In 2018, Tehran correspondent Arron Merat reported that approximately 2,300 MEK members were living in the camp. Merat stated that he interviewed "dozens of defectors" who alleged that MEK commanders used torture to control their members. In response, an MEK spokesperson claimed, "The individuals who are described as ‘former members’ are being used as part of a demonization campaign against the MEK." In February 2020, Patrick Kingsley, a journalist for The New York Times, interviewed Somayeh Mohammadi at the camp. Somayeh claims that her father is an undercover agent of Iran, and that she joined the MEK voluntarily in 1998 "seeking freedom and democracy for Iran."

In 2022, AP News reported that 3,000 members reside in the MEK camp near Tirana, which is guarded by Albanian security forces.

==Raid by Albanian police==

On June 20, 2023, Albanian police conducted a controversial raid on the camp, during which at least one member was killed. Hundreds of police officers stormed the compound, which is typically safeguarded by a private security team to protect the civilian residents from potential terror attacks by Iranian agents.

Images obtained by The Independent showed elderly men and women confronting lines of officers who sprayed them with multiple streams of chemical spray.

Interior Minister Bledi Çuçi told the media that the police were "enforcing a court order" to seize devices and equipment inside the compound because the Special Prosecution claimed to have "reasonable doubts" about the nature of activity at the camp, suggesting that MEK members were engaging in political activities, which is prohibited under the terms of their agreement to stay in Albania.

After the event, the Islamic Republic of Iran's Ministry of Intelligence officially thanked Albanian authorities for the raid, predicating further efforts to stifle extranational dissent through the statement: "We will carry out operations abroad to chase down members of the opposition Mojahedin-e Khalq Organization."

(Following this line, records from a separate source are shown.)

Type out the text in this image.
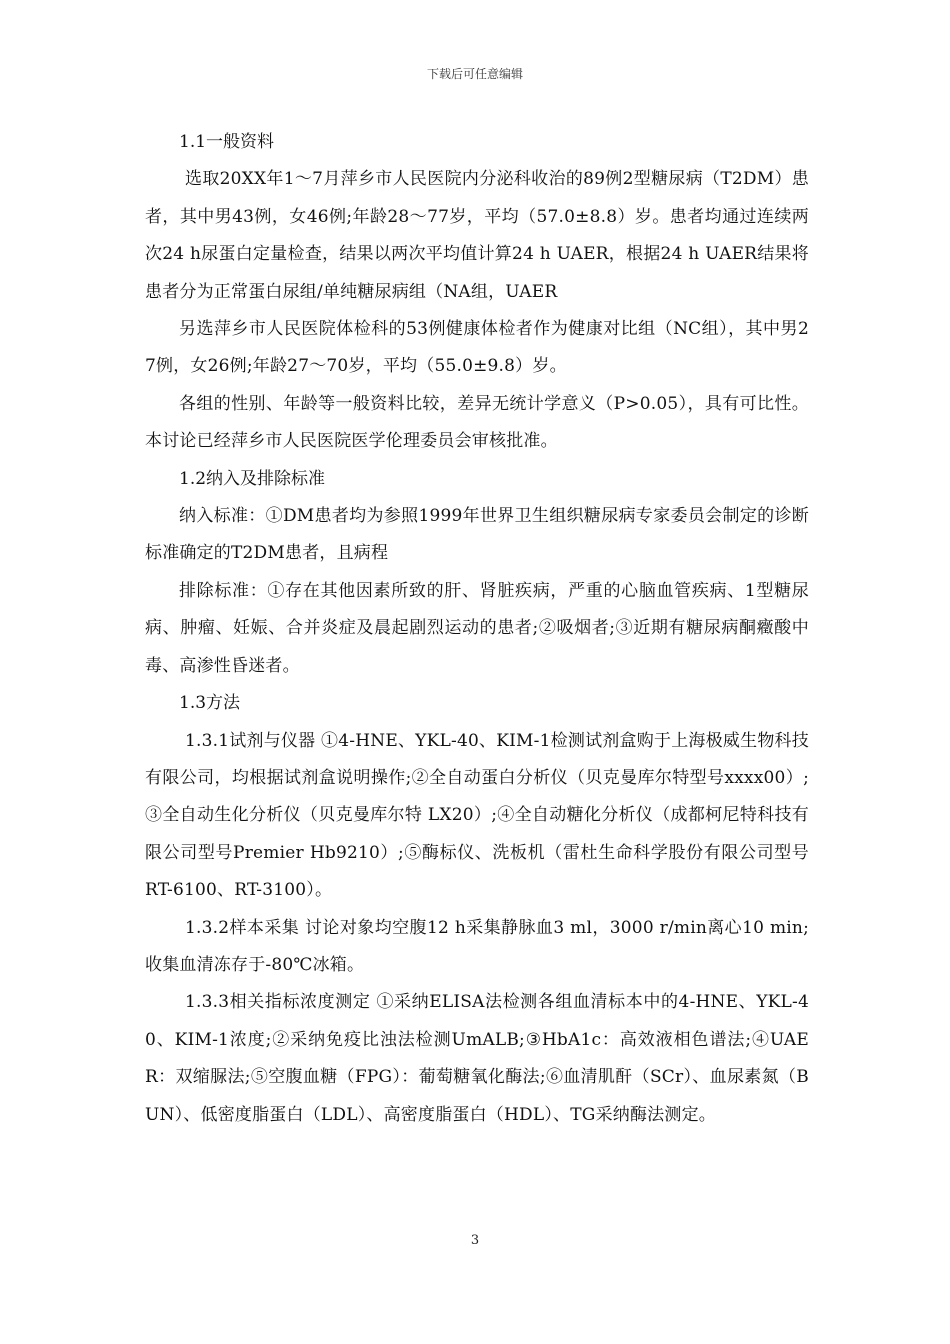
下载后可任意编辑

1.1一般资料

选取20XX年1～7月萍乡市人民医院内分泌科收治的89例2型糖尿病（T2DM）患者，其中男43例，女46例;年龄28～77岁，平均（57.0±8.8）岁。患者均通过连续两次24 h尿蛋白定量检查，结果以两次平均值计算24 h UAER，根据24 h UAER结果将患者分为正常蛋白尿组/单纯糖尿病组（NA组，UAER

另选萍乡市人民医院体检科的53例健康体检者作为健康对比组（NC组），其中男27例，女26例;年龄27～70岁，平均（55.0±9.8）岁。

各组的性别、年龄等一般资料比较，差异无统计学意义（P>0.05），具有可比性。本讨论已经萍乡市人民医院医学伦理委员会审核批准。

1.2纳入及排除标准

纳入标准：①DM患者均为参照1999年世界卫生组织糖尿病专家委员会制定的诊断标准确定的T2DM患者，且病程

排除标准：①存在其他因素所致的肝、肾脏疾病，严重的心脑血管疾病、1型糖尿病、肿瘤、妊娠、合并炎症及晨起剧烈运动的患者;②吸烟者;③近期有糖尿病酮癥酸中毒、高渗性昏迷者。

1.3方法

1.3.1试剂与仪器 ①4-HNE、YKL-40、KIM-1检测试剂盒购于上海极威生物科技有限公司，均根据试剂盒说明操作;②全自动蛋白分析仪（贝克曼库尔特型号xxxx00）;③全自动生化分析仪（贝克曼库尔特 LX20）;④全自动糖化分析仪（成都柯尼特科技有限公司型号Premier Hb9210）;⑤酶标仪、洗板机（雷杜生命科学股份有限公司型号RT-6100、RT-3100）。

1.3.2样本采集 讨论对象均空腹12 h采集静脉血3 ml，3000 r/min离心10 min;收集血清冻存于-80℃冰箱。

1.3.3相关指标浓度测定 ①采纳ELISA法检测各组血清标本中的4-HNE、YKL-40、KIM-1浓度;②采纳免疫比浊法检测UmALB;③HbA1c：高效液相色谱法;④UAER：双缩脲法;⑤空腹血糖（FPG）：葡萄糖氧化酶法;⑥血清肌酐（SCr）、血尿素氮（BUN）、低密度脂蛋白（LDL）、高密度脂蛋白（HDL）、TG采纳酶法测定。

3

=== Preludes and possible influences ===
Preceding the raid, in 2022, Albania suffered a cyber-attack that its government and multinational technology companies attributed to the Iranian Foreign Ministry. The attack was believed to be in retaliation for Albania's willingness to host the MEK camp, which hosts a major Iranian opposition group, pushing the Albanian government to suspend diplomatic relations with Iran. The Iranian Foreign Ministry denied its involvement, and noted that Iran itself had suffered cyber-attacks from the MEK.

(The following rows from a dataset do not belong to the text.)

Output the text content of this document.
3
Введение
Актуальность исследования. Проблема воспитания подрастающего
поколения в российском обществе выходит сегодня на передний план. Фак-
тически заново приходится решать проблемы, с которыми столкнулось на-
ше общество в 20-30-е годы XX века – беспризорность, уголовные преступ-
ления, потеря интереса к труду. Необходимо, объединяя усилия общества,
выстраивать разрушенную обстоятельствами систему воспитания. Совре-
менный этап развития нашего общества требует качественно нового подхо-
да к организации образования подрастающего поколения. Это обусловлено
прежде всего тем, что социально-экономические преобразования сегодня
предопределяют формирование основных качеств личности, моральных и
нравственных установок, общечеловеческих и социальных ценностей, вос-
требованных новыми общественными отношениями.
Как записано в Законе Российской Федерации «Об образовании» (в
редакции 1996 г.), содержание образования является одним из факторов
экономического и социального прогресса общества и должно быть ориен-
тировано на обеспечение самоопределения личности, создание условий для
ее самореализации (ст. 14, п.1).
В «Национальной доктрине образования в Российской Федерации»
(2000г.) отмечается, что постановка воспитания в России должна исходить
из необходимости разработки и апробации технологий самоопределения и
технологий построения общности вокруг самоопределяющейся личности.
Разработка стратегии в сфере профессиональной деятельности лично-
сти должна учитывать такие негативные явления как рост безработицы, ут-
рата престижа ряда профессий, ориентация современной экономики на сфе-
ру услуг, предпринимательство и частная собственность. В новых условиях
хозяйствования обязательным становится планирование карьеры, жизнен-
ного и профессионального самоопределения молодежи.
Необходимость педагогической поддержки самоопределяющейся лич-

The camp has faced scrutiny from Albanian media and opposition parties regarding the terms of the 2014 deal and suspicions about the MEK's alleged activities on Albanian soil. Former head of Albanian military intelligence, Ylli Zyla, accused the MEK of violating Albanian law. Some media outlets and analysts suggested that the raid was linked to U.S.-Iran negotiations.

=== Aftermath ===
The raid resulted in one death and 36 other camp residents being injured. Muhamet Rrumbullaku, commander of the Albanian national police, stated that both MEK members and police officers were injured during the raid. The National Council of Resistance of Iran, an organization affiliated with the MEK, claimed that the raid was carried out at the "behest" of the Iranian government, noting that it occurred just days after the group's planned rally was banned in Paris for the first time. French police cited concerns over potential "disturbances to public order" and the risk of pro-Islamic-Republic retaliation as reasons for the ban. However, a week later, a Paris court overturned the ban, allowing members to gather at Place Vauban in the French capital.